Pour le premier aspect de la catégorie «Contenu», nous examinons si les acteurs ont une stratégie claire à long terme pour atteindre leurs objectifs en matière de réforme de la formation professionnelle. Le deuxième aspect concerne l’assurance-qualité et inclut, dans la formation professionnelle duale, aussi bien la formation scolaire que la formation sur le lieu de travail. Le troisième aspect concerne l’ampleur des changements induits par la réforme. Plus l’ampleur est grande, plus l’obstacle pour les acteurs à faire avancer la réforme est important.
Dans la dernière catégorie «Contexte», nous considérons le contexte institutionnel. L’aspect de l’adéquation joue ici un rôle central. Si une réforme de la formation professionnelle est adaptée au contexte du pays, de la formation et de la profession, cela facilite la transformation. Le second aspect est la qualité de la coordination institutionnelle. Par exemple, la coordination avec les parties prenantes pourrait être inefficace ou bureaucratique, et constituer ainsi un obstacle à la réussite de la réforme de la formation professionnelle.
Pour donner vie au cadre analytique, nous l’appliquons à des réformes réelles de la formation professionnelle. Le gros avantage de ce cadre analytique est qu’il ne s’agit donc pas d’un exercice théorique, mais qu’il débouche sur des résultats empiriques concrets. Pour cela, nous demandons aux experts dans quelle mesure les différentes catégories et aspects-clés constituent pour eux des moteurs ou des obstacles. Ainsi, en appliquant le cadre analytique lors d’entretiens avec des experts, nous pouvons identifier les obstacles pertinents à une réforme de la formation professionnelle.
Une étude de cas concrète pour laquelle nous avons utilisé le cadre analytique est l’introduction d’une loi sur la formation professionnelle duale en Serbie (Caves et Oswald-Egg, 2023).

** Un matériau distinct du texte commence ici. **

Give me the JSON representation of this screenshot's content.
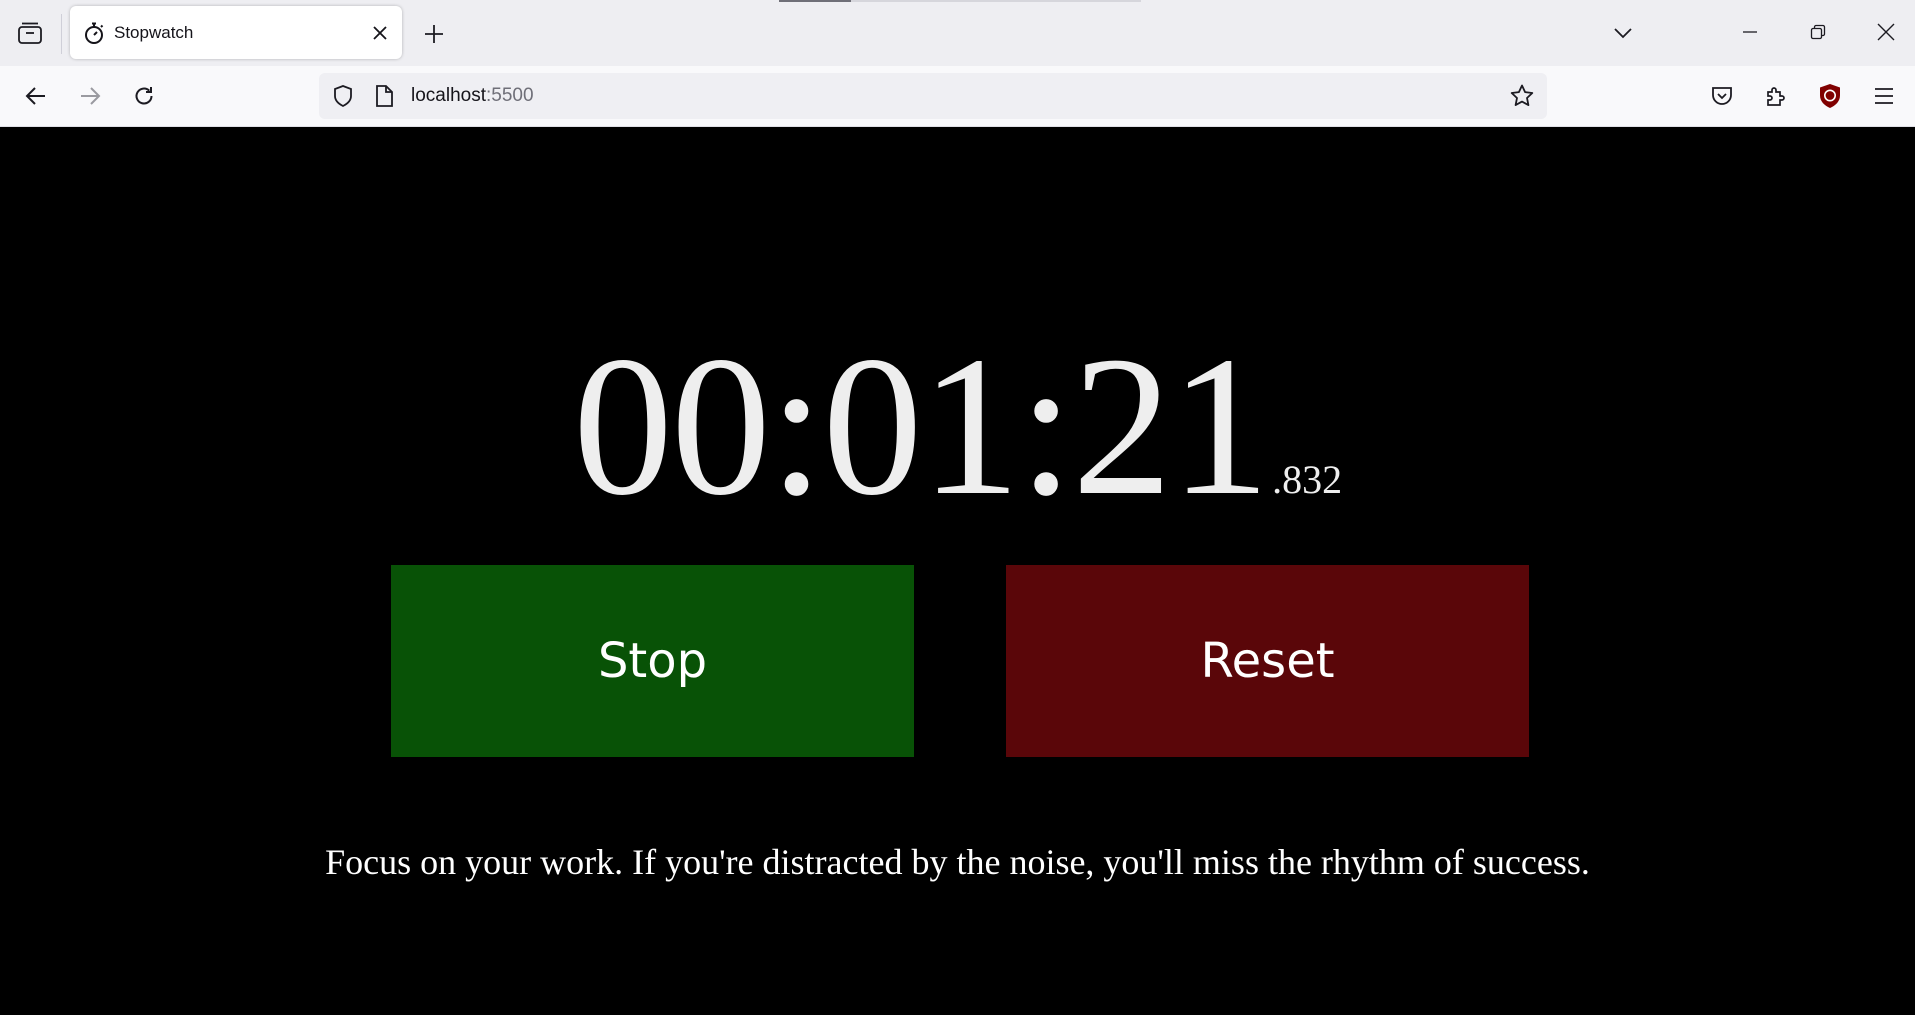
{
  "browser": {
    "tab": {
      "title": "Stopwatch"
    },
    "url": {
      "host": "localhost",
      "port": ":5500"
    }
  },
  "stopwatch": {
    "time_main": "00:01:21",
    "time_ms": ".832",
    "stop_label": "Stop",
    "reset_label": "Reset",
    "quote": "Focus on your work. If you're distracted by the noise, you'll miss the rhythm of success."
  },
  "colors": {
    "stop_button": "#085206",
    "reset_button": "#5a0609",
    "page_background": "#000000",
    "time_text": "#eeeeee"
  },
  "icons": [
    "tab-list-icon",
    "stopwatch-icon",
    "close-icon",
    "plus-icon",
    "chevron-down-icon",
    "minimize-icon",
    "restore-icon",
    "window-close-icon",
    "back-arrow-icon",
    "forward-arrow-icon",
    "reload-icon",
    "shield-icon",
    "page-icon",
    "star-icon",
    "pocket-icon",
    "puzzle-icon",
    "ublock-icon",
    "hamburger-menu-icon"
  ]
}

Celle-ci a été introduite en 2017 dans le but d’améliorer la qualité de la formation professionnelle et, par conséquent, les problèmes nationaux tels que le taux de chômage élevé des jeunes. La loi prévoit entre autres l’introduction de contrats entre les entreprises et les apprentis ou de licences pour les formateurs. Différents acteurs tels que le Ministère de l’Education, la Chambre de commerce, les écoles et les entreprises se sont vu attribuer différents rôles dans le processus.
Les entretiens avec les acteurs montrent qu’il existe des obstacles à la mise en œuvre. Par exemple, la stratégie de la catégorie «Contenu» n’est pas entièrement élaborée. Pourtant, le Ministère de l’Education et la Chambre de commerce sont jusqu’à présent, d’après nos informations reçues, très occupés par le développement et la mise en œuvre des processus et l’interprétation de la législation. Les processus sont en effet complexes : les entreprises doivent par exemple être certifiées par la Chambre de commerce et disposer de formateurs agréés avant de pouvoir accueillir des apprentis. Cela signifie que la Chambre de commerce doit d’abord développer des procédures pour former les entreprises et les formateurs.
Les enquêtes montrent toutefois aussi que certaines catégories sont des moteurs. Par exemple, la catégorie «Contexte» : 85% des personnes interrogées indiquent qu’un système de formation professionnelle duale est adapté au contexte serbe. La catégorie «Engagement» est également moteur : 99% indiquent que la volonté de coopérer est grande.
Dans l’ensemble, les auteurs concluent que la réforme est jusqu’à présent un succès. Le cas de la Serbie montre ainsi qu’il n’est pas toujours nécessaire que toutes les dimensions soient «parfaitement» remplies pour qu’une réforme progresse bien.